わたしが藤麻さんのことを好きだと知ったら、彼はどう思うのだろう。こんなふうに胸を高鳴らせていること、知られたいような、知られたくないような、切ない気持ちになった。


映画を見終わったあとはなんとなくゲームセンターに入って、ふたりで盛り上がった。
エアホッケーで勝負しているとき、熱くなったわたしがパックを打ち込もうとして、勢い余ってマットを飛ばしてしまい、藤麻さんに大笑いされた。

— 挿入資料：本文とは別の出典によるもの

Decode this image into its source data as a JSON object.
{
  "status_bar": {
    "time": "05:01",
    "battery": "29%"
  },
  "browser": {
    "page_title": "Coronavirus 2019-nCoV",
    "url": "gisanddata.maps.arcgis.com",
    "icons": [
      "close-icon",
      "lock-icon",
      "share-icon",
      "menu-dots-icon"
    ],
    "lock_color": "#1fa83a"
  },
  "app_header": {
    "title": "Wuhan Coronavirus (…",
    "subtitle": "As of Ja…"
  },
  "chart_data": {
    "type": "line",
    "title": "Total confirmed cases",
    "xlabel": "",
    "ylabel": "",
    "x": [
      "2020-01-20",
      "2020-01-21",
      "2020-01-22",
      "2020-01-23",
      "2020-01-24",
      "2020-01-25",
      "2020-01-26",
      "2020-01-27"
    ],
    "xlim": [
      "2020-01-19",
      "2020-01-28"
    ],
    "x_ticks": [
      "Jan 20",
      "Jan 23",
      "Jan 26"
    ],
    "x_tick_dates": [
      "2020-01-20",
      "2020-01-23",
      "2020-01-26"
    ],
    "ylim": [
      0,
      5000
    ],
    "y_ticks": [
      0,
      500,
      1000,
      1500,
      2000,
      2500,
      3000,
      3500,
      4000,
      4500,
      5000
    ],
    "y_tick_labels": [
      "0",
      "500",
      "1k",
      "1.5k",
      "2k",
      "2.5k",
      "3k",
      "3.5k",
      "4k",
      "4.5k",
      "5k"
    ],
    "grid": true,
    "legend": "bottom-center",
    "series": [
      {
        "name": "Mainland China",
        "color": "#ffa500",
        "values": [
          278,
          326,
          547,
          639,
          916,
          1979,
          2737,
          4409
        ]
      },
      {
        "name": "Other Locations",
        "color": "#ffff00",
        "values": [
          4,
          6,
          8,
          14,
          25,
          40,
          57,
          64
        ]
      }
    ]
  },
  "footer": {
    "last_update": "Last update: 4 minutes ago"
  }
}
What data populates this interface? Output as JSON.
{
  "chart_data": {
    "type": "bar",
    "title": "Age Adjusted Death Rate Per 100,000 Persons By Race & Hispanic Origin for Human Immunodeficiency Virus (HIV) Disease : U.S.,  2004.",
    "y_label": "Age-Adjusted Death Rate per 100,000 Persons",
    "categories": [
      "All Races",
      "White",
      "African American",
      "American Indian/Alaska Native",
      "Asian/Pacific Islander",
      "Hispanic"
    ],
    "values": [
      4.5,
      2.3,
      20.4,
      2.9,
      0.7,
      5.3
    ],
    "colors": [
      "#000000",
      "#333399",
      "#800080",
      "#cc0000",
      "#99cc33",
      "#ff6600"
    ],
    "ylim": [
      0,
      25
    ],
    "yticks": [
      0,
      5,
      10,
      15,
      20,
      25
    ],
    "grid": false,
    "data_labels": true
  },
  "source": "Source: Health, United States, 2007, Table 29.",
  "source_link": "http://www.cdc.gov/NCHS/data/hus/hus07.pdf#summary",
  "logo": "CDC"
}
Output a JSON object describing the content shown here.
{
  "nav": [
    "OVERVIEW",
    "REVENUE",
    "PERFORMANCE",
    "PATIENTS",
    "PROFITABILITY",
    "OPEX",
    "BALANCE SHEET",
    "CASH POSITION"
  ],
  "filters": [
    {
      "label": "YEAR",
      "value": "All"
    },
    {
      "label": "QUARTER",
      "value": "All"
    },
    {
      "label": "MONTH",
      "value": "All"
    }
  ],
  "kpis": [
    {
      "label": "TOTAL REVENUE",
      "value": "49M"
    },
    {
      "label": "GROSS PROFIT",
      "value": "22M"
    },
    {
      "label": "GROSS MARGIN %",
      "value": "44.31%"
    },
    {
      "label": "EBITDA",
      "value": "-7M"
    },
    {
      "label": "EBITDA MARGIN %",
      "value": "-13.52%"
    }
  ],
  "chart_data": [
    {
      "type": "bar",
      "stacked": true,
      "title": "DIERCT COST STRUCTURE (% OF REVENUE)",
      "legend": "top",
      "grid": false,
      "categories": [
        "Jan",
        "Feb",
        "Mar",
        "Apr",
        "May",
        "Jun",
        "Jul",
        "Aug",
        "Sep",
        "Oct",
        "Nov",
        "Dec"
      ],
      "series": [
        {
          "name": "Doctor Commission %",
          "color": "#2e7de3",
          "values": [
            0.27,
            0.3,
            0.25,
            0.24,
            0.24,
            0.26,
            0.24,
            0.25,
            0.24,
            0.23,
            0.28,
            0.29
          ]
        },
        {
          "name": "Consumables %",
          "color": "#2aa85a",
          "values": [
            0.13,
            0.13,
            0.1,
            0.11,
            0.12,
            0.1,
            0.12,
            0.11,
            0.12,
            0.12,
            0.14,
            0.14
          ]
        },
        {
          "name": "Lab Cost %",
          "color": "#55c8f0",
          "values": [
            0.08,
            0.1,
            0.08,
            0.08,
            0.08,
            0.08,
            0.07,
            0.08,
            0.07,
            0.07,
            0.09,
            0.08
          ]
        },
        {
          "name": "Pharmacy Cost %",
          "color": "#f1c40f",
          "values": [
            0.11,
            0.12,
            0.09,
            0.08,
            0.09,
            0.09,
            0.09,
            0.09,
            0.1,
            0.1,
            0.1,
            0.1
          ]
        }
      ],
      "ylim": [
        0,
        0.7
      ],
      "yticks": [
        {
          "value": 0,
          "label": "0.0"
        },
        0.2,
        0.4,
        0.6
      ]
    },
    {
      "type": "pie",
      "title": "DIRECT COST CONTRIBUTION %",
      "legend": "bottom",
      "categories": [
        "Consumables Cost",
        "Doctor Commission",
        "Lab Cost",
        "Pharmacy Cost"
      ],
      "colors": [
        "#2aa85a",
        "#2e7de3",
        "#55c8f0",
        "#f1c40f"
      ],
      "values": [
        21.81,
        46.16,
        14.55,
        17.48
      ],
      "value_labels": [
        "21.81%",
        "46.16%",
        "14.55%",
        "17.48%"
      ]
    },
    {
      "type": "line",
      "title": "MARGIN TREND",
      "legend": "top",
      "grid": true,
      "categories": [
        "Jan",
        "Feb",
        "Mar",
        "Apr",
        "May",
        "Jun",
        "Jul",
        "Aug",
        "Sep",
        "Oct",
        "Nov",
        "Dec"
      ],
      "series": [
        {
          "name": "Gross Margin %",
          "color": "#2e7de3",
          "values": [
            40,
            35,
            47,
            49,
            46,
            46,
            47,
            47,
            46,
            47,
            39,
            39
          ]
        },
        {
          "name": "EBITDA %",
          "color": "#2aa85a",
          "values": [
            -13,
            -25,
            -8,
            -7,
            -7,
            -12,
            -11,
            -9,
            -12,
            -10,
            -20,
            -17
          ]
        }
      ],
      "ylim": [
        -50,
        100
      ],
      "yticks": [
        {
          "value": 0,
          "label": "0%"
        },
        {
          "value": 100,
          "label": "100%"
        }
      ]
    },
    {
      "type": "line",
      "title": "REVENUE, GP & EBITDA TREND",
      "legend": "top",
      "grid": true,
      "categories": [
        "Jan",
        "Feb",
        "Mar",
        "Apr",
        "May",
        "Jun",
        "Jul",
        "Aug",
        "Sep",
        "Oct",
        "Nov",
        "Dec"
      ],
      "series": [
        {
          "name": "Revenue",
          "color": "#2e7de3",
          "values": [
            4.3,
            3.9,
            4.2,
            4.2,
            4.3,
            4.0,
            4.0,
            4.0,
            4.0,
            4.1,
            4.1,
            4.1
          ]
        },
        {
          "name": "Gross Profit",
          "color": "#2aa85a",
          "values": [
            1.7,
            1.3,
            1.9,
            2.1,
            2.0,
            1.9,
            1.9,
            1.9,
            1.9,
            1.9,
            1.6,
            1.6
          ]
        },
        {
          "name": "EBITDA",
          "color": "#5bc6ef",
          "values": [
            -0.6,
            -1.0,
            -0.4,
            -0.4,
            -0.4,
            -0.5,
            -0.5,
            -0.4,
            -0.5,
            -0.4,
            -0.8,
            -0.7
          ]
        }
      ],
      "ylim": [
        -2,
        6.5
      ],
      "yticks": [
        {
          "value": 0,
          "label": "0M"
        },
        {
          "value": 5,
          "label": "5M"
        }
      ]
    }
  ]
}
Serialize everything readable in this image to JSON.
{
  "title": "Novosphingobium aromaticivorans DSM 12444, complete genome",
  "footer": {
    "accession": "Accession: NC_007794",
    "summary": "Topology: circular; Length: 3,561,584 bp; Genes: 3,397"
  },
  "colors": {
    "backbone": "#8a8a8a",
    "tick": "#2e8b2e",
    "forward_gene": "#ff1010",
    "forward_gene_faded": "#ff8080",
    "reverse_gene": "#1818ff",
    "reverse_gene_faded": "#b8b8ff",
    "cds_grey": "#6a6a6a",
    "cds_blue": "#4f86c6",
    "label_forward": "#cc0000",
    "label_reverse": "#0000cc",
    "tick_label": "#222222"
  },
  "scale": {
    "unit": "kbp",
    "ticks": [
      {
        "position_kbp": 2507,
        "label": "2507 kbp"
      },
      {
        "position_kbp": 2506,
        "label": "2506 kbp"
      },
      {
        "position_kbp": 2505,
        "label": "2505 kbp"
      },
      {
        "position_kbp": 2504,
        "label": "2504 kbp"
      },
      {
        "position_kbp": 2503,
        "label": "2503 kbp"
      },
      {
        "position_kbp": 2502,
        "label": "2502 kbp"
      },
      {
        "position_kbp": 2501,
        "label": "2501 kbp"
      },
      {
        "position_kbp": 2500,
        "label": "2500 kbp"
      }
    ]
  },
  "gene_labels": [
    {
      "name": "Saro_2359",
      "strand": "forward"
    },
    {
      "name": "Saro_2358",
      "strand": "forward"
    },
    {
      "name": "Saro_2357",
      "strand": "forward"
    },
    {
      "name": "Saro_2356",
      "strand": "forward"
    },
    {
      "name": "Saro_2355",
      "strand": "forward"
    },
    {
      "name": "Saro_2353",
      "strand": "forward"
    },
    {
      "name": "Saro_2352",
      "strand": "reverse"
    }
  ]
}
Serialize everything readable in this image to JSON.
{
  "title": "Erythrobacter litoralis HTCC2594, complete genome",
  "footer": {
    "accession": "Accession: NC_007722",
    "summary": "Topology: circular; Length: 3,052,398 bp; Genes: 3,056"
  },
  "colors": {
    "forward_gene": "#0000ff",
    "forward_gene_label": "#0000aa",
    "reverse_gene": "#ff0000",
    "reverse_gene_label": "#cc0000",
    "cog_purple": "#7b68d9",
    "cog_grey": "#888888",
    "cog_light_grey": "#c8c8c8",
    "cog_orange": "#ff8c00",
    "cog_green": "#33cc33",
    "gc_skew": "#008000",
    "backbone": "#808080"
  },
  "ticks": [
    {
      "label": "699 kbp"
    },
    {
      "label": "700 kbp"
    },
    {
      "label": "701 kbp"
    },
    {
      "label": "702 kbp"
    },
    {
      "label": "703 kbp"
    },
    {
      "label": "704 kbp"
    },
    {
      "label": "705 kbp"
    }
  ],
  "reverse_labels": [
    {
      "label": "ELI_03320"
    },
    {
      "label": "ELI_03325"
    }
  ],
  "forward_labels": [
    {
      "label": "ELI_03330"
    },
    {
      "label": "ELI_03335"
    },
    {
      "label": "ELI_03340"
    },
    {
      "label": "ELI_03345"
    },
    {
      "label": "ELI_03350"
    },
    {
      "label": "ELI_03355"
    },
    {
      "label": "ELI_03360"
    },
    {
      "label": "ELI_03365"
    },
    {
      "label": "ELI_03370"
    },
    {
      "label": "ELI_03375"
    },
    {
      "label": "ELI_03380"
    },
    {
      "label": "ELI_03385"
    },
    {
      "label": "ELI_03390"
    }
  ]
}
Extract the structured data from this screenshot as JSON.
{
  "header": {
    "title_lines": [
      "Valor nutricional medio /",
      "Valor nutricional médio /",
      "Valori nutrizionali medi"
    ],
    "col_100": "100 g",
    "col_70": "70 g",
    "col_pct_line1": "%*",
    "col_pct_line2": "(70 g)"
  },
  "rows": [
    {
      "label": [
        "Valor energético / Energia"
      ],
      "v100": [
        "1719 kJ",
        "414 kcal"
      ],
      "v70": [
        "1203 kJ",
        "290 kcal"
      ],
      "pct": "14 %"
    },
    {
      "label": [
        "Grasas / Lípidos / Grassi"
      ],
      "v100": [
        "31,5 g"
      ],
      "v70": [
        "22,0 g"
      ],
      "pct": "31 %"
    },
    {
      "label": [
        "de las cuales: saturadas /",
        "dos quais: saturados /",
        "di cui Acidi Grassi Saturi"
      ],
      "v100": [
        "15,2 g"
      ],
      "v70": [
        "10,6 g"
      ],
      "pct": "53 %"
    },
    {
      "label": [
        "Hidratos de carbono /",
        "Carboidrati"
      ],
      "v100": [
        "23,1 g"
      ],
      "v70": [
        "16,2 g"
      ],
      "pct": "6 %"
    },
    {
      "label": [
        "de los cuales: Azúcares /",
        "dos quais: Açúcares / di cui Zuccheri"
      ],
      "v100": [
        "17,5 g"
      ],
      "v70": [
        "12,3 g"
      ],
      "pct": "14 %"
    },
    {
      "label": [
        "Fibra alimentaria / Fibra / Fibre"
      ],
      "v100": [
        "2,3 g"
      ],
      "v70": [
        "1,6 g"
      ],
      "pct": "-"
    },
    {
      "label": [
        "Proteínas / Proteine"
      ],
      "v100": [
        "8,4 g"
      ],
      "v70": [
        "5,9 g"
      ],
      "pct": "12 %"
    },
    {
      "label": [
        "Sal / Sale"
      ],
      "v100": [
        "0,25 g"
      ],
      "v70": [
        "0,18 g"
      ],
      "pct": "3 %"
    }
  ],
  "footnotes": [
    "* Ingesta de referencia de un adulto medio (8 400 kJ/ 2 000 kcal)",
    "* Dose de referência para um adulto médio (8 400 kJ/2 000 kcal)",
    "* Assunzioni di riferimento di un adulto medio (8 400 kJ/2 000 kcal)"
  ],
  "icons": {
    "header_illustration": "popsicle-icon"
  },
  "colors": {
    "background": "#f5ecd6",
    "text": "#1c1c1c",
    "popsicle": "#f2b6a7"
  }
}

会社では見られないような無邪気な藤麻さんを見て、すっかりわたしもはしゃいでいる状態。

二回勝負したけど勝てなくて、悔しいから次はカーレースに挑戦したけど負けてしまい、協力するシューティングゲームは楽しくてずっと笑っていた。

「藤麻さん、ゲーム強いですね!」

ゲームセンターから出たあと、飲食店のあるフロアに移動してカフェで休憩することにした。
テーブル席で向かい合い、わたしはオレンジジュースを飲みながら藤麻さんに微笑む。

「学生のとき、暇だったらとりあえずゲーセンで遊んでたから」

「そうなんですか……」

ゲームセンターで遊んでいたというのは、ちょっと意外だ。藤麻さんは普段冗談ばかり言うけど、それでも社長の息子でふとした仕草が綺麗だから、こういった場所はあまり行かないのかなって勝手に思っていた。